"Olha o Avante!
Comprem o jornal dos comunistas portugueses!"

Fernando Correia


“Olha o Avante! Comprem o jornal dos comunistas portugueses!” Nas ruas de Lisboa, do Porto e de outros pontos do país, nas zonas de maior movimento, junto às fábricas e às escolas, nos mercados e nos transportes públicos, era este o pregão gritado por dezenas e dezenas de vendedores voluntários, uns membros do Partido, outros não, todos irmanados na emoção comum de, em público e de viva voz, proclamar, finalmente, a existência legal do órgão do PCP.
Estava-se a 17 de Maio de 1974. Cumpria-se assim uma das primeiras decisões da direcção do Partido após o derrube do fascismo. Mas havia quem não gostasse da ideia. Logo nas primeiras horas da Revolução, a 29 de Abril, o General Spínola, presidente da Junta de Salvação Nacional, tinha recebido a primeira delegação oficial do PCP, composta por Octávio Pato, Joaquim Gomes e Jaime Serra, e argumentara, conforme anos mais tarde recordaria Pato, que “ainda era cedo para o aparecimento dos partidos” e que, pelo nosso lado, “não deveríamos usar a foice e o martelo como emblema, nem bandeiras vermelhas, nem publicar o Avante!”. Foi-lhe respondido que isso era inaceitável, pois significaria que com o derrube do fascismo se iria conseguir aquilo que a repressão nunca alcançara!
O primeiro número foi mesmo para a frente, com a brevidade possível. Na sua preparação e elaboração participaram Álvaro Cunhal e Carlos Brito, pela direcção do Partido, e Albano Lima, António Santos, Fernando Correia, Figueiredo Filipe, Helena Neves, José Araújo (que fez a maqueta, juntamente com Luís Filipe da Conceição), José Saramago e Ruben de Carvalho, na altura redactores ou colaboradores em diversos órgãos de imprensa. Alguns deles integrariam desde logo a redacção do Avante!.
António Dias Lourenço, que figurava já no cabeçalho como director, só dias depois entraria “ao serviço” na redacção (tal como outros dois camaradas vindos da clandestinidade, Pedro Soares e Ivone Lourenço), visto estar a recuperar de uma pneumonia.
Muitos outros camaradas deram igualmente decisiva colaboração, em aspectos diversos, como foi o caso de Vítor Branco, que então trabalhava na empresa de O Século, no sector da distribuição - e que, por esses dias, com Francisco Melo, poriam em actividade a Editorial Avante!
Com quatro páginas de grande formato, esse número memorável do Avante! teve uma tiragem histórica: aos 300 mil exemplares inicialmente previstos tiveram que se acrescentar, para responder à procura, mais 200 mil, o que perfez um número cerca de dez vezes superior à média dos diários portugueses de então.

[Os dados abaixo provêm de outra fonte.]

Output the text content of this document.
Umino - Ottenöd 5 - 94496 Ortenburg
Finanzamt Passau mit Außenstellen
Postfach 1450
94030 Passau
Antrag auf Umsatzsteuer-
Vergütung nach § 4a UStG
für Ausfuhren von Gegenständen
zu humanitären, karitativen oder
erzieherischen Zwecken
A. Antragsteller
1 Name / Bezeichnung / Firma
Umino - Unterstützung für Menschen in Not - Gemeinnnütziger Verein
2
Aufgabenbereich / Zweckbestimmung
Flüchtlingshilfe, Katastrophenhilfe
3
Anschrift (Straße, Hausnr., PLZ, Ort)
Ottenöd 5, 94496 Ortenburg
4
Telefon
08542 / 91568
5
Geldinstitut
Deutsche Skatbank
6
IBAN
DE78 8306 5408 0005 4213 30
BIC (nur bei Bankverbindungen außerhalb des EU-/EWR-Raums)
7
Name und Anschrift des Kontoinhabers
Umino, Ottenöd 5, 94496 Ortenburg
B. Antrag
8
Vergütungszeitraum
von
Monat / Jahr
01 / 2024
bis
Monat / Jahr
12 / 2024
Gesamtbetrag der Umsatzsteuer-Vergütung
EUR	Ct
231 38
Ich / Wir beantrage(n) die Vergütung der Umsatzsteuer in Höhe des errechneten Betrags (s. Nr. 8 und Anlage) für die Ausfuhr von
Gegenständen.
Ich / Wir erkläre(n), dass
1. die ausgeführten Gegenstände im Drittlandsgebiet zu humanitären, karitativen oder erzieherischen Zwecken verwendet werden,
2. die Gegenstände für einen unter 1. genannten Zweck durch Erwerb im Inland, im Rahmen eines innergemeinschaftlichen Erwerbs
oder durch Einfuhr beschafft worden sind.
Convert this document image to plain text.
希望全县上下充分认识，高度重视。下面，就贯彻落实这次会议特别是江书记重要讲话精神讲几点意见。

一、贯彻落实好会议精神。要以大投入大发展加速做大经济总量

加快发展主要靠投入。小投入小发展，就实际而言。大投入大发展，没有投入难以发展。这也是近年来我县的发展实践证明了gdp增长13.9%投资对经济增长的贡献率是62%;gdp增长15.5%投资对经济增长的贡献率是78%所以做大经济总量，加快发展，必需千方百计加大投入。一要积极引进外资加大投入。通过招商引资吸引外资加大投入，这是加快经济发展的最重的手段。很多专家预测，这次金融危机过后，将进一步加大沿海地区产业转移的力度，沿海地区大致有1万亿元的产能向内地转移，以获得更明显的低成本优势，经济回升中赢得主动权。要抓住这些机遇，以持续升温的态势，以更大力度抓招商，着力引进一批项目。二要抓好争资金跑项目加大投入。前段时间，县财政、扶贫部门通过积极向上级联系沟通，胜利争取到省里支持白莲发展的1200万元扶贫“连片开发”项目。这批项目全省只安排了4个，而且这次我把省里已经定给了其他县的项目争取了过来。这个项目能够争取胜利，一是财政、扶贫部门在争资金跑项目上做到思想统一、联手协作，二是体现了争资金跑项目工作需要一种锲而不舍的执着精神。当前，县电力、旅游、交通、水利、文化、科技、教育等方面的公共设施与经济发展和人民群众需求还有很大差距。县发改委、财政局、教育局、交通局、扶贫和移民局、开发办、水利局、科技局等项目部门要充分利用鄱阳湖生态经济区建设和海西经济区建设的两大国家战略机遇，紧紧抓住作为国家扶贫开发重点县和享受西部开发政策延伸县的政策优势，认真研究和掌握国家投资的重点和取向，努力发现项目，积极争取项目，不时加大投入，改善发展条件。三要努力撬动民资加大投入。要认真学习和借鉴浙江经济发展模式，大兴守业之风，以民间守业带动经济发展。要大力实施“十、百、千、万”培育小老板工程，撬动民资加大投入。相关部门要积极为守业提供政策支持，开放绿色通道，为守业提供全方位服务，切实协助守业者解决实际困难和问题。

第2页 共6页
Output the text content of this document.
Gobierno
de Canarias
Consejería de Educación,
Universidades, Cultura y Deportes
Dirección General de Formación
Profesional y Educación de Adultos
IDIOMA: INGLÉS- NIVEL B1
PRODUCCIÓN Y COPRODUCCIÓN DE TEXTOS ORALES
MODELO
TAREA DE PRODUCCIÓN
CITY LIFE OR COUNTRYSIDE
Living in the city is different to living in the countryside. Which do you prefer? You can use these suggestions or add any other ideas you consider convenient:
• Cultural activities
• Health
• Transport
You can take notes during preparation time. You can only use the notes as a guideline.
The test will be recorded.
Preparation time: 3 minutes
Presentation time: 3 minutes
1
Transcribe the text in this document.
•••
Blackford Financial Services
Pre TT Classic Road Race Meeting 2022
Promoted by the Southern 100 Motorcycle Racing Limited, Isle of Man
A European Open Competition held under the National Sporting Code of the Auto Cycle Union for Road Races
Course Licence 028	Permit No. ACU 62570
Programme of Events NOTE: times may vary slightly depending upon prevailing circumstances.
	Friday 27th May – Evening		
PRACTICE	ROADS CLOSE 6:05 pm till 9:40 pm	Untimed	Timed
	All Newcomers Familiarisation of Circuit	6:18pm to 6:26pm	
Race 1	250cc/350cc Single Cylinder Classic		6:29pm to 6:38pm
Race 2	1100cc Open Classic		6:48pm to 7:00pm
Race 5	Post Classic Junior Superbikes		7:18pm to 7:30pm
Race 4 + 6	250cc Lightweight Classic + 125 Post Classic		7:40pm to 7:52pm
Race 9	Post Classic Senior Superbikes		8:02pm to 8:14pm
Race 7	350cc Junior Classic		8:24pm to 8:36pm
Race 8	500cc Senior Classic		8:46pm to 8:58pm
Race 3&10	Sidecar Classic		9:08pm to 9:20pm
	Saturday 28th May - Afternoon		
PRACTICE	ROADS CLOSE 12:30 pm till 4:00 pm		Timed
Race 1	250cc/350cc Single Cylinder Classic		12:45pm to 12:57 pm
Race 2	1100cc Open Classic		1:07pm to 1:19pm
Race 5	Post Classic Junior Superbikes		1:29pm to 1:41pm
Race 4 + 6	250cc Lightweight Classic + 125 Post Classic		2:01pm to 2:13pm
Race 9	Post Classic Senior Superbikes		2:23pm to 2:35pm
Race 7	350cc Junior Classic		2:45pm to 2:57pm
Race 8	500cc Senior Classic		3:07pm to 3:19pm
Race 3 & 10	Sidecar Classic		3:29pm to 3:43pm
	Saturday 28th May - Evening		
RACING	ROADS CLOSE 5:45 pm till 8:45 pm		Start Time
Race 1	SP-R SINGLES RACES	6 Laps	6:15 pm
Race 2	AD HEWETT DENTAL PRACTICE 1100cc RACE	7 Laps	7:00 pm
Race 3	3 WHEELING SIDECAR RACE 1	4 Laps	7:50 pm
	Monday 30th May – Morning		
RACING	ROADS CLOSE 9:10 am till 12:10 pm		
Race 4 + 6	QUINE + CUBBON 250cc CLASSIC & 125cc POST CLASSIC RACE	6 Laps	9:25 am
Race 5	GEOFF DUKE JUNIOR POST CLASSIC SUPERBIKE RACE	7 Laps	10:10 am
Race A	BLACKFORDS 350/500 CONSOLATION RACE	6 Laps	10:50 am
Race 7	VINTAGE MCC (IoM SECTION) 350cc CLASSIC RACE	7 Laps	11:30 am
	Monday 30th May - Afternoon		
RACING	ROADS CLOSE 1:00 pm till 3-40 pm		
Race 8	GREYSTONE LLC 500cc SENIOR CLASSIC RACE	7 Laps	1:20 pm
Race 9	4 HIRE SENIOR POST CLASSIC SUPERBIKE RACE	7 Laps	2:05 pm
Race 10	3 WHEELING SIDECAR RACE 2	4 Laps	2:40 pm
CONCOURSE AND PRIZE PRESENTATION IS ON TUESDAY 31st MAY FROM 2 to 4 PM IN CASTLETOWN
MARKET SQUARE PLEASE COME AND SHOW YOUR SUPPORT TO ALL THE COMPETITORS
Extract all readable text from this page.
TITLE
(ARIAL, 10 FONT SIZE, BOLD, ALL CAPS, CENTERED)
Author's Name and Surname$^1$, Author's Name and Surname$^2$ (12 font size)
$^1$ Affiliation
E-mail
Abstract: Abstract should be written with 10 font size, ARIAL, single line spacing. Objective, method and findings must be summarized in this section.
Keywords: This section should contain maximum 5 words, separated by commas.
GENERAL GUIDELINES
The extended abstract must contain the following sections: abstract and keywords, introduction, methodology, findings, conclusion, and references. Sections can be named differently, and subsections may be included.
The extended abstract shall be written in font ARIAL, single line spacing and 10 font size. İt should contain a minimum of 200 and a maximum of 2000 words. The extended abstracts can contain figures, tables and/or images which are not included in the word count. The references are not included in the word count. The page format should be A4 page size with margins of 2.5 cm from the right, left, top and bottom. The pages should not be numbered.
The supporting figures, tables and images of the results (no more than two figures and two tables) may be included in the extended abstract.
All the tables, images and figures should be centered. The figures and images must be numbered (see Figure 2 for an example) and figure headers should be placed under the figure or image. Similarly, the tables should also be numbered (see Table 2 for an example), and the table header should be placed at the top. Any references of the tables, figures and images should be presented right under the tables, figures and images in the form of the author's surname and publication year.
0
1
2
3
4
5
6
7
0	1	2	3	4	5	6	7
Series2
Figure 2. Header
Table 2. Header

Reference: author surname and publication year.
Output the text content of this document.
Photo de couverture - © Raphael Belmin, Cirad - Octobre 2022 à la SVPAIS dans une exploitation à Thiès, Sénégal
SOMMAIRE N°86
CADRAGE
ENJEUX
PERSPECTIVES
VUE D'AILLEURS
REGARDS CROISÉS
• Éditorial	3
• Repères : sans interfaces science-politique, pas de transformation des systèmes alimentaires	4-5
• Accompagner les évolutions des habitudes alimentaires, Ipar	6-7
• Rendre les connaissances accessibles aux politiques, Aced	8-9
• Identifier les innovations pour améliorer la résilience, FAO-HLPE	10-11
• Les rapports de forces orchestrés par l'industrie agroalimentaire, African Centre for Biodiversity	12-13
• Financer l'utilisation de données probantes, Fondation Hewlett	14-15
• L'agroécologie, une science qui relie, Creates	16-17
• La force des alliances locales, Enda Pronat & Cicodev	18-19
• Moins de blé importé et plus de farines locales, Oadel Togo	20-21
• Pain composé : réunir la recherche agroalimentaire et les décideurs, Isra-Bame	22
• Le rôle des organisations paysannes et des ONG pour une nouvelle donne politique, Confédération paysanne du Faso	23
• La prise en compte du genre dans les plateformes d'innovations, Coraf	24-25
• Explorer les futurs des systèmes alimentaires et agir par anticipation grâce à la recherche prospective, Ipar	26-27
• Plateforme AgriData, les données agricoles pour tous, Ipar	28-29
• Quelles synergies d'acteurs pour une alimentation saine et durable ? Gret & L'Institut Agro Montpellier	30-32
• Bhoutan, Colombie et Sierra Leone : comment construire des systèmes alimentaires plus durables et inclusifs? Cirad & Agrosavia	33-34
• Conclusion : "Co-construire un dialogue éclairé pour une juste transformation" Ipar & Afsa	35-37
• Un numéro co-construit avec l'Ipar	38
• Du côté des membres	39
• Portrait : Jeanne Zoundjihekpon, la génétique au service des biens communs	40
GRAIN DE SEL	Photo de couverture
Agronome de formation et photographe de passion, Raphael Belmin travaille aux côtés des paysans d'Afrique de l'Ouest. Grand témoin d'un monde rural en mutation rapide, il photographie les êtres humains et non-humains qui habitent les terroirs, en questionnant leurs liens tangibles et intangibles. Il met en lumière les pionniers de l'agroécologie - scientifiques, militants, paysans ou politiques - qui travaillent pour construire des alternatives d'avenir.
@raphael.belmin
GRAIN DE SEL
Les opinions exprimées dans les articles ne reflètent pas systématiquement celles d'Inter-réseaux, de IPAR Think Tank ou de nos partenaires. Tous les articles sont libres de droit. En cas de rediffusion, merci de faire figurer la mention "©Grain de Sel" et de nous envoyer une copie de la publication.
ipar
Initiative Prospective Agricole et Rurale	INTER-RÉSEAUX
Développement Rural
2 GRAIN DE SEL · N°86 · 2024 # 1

A alegria nas ruas começara já antes, na tipografia de O Século, onde o jornal foi composto, paginado e impresso: dezenas de jornalistas e outros trabalhadores, muitos vindos de outros jornais, tinham convergido para as oficinas, a fim de assistirem, e emocionadamente festejarem, a saída da rotativa do primeiro número do Avante! legal.
Fora a solidariedade para com o órgão dos comunistas portugueses, aliás, que possibilitara a rápida produção técnica do jornal. Empenhados numa greve às horas extraordinários, os tipógrafos de O Século e das outras publicações da Sociedade Nacional de Tipografia abriram uma excepção e três dezenas deles asseguraram a edição do jornal.
A publicação do Avante! legal representava um novo e significativo passo na consolidação da recém-nascida democracia portuguesa, a que outros se seguiriam: no dia 18 Álvaro Cunhal dava em Lisboa a sua primeira conferência de imprensa formal, para jornalistas portugueses e estrangeiros; no dia 19 a organização de Lisboa promovia o seu primeiro comício, no campo do Alhandrense, com a presença de quatro mil pessoas, a que poucos dias depois se seguiriam os grandes comícios no Pavilhão dos Desportos de Lisboa e no Palácio de Cristal do Porto; no fim desse mês de Maio, o Partido já tinha abertos, de norte a sul do país, cerca de trinta Centros de Trabalho, ao mesmo tempo que era editado, pela primeira vez na legalidade, o livro com o Programa do PCP.
O Avante! não estava sozinho: constituía mais um sinal, entre muitos outros, da firme disposição dos comunistas em ocuparem na vida nacional o lugar a que legitimamente tinham direito, ao serviço do povo e da democracia.